The comparison is also meant to convey the importance of Trump’s actions – just as the atom bombs ended World War 2, similarly, claims Trump, his bombs shaped the fate of Israel-Iran war. Such ostentatious contrasts also give us an indication on what Trump really thinks about the intelligence of his core supporters. ‘Hiroshima’, in this context, became a symbolic word for destruction, something Trump wanted to stress on, faced with the discomfort of a realization that the Iran problem might ultimately elude the quick fix that he has been promoting.
The leaked intelligence report, albeit an early assessment, was carried by outlets such as CNN and New York Times that cited ‘Defense Intelligence Agency’, the Pentagon’s intelligence arm, as saying that “Iran’s stockpile of enriched uranium was not destroyed.” CNN reported that “centrifuges are largely intact” and that “enriched uranium was moved out of the sites prior to the US strikes.”
According to The New York Times, “Before the attack, US intelligence agencies had said that if Iran tried to rush to making a bomb, it would take about three months. After the US bombing run and days of attacks by the Israeli Air Force, the report by the Defense Intelligence Agency estimated that the program had been delayed, but by less than six months.”
This set off a catastrophic incendiary reaction from Trump and his top lieutenants and the world has been witnessing a steady stream of Trumpian rage through his social media platform, Truth Social. The US president has been raining fire on the journalists and the media platforms, screaming in all caps that: “FAKE NEWS CNN, TOGETHER WITH THE FAILING NEW YORK TIMES, HAVE TEAMED UP IN AN ATTEMPT TO DEMEAN ONE OF THE MOST SUCCESSFUL MILITARY STRIKES IN HISTORY… THE NUCLEAR SITES IN IRAN ARE COMPLETELY DESTROYED! BOTH THE TIMES AND CNN ARE GETTING SLAMMED BY THE PUBLIC!”

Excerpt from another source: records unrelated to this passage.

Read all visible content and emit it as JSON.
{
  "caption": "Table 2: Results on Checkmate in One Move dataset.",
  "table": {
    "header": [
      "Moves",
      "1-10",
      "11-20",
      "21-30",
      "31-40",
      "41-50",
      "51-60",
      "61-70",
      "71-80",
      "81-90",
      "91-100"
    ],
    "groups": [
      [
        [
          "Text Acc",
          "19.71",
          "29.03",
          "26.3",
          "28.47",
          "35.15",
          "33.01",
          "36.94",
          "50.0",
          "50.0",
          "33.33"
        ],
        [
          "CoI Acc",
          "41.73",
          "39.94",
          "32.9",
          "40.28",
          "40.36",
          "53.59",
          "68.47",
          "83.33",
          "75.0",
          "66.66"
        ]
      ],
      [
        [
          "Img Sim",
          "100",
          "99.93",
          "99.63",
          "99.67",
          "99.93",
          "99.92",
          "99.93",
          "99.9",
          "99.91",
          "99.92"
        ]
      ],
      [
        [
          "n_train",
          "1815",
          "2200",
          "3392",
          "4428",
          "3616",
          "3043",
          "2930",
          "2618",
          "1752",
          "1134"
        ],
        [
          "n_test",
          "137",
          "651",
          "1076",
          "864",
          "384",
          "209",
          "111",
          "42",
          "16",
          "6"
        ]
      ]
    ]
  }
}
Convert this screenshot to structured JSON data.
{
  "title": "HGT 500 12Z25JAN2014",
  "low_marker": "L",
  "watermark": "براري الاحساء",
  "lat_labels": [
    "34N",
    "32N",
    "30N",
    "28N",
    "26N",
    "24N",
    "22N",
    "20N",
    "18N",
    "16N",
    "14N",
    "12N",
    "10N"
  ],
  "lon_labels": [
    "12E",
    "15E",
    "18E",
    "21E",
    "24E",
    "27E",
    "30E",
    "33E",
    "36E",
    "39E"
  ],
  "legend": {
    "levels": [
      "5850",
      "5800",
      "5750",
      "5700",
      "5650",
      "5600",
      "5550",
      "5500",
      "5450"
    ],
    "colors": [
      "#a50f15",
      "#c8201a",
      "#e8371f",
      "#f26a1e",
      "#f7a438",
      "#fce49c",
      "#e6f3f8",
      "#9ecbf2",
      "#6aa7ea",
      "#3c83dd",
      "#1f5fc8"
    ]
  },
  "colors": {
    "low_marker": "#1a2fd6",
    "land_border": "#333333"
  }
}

Trump kept up his diatribes even after 24 hours, name-calling CNN as “DISGUSTING AND INCOMPETENT” and calling the journalists “ SOME OF THE DUMBEST ANCHORS IN THE BUSINESS!”
Trump also dropped a parody song “Bomb Iran,” over a video montage of B-2 bombers, on his Truth Social platform. The 1980 number by Vince Vance & the Valiants is a parody of a 1962 song by the Regents, and features lyrics such as: “Ol’ Uncle Sam’s getting pretty hot, time to turn Iran into a parking lot”, and “Went to a mosque, gonna throw some rocks, tell the Ayatollah, ‘Gonna put you in a box!’ Bomb Iran.”
Once again, these actions might seem frivolous, incoherent, and unbecoming of the dignity of the presidential office, but what Trump is doing here is sending across a message to his base and the world that he remains every bit the infallible leader, courageous and strong with incredible leadership skills – someone who cannot do wrong.
This myth is central to Trump’s appeal as a cultish leader. Whether or not Iran’s nuclear programme has been “obliterated”, sent into oblivion or set back by a few years or months doesn’t really matter. What matters is that Trump has said so, and facts must fall in line with his political needs.
In many ways, in his instinctive understanding of AI-era traits such as algorithmic amplification, audience engagement, elements of cult indoctrination, inciting his base through provocation, emotional appeal and polarization, Trump is the perfect leader of the social media generation where 30 seconds is the height of human attention span. No wonders European leaders are falling on their knees, one by one, and calling him their ‘daddy’.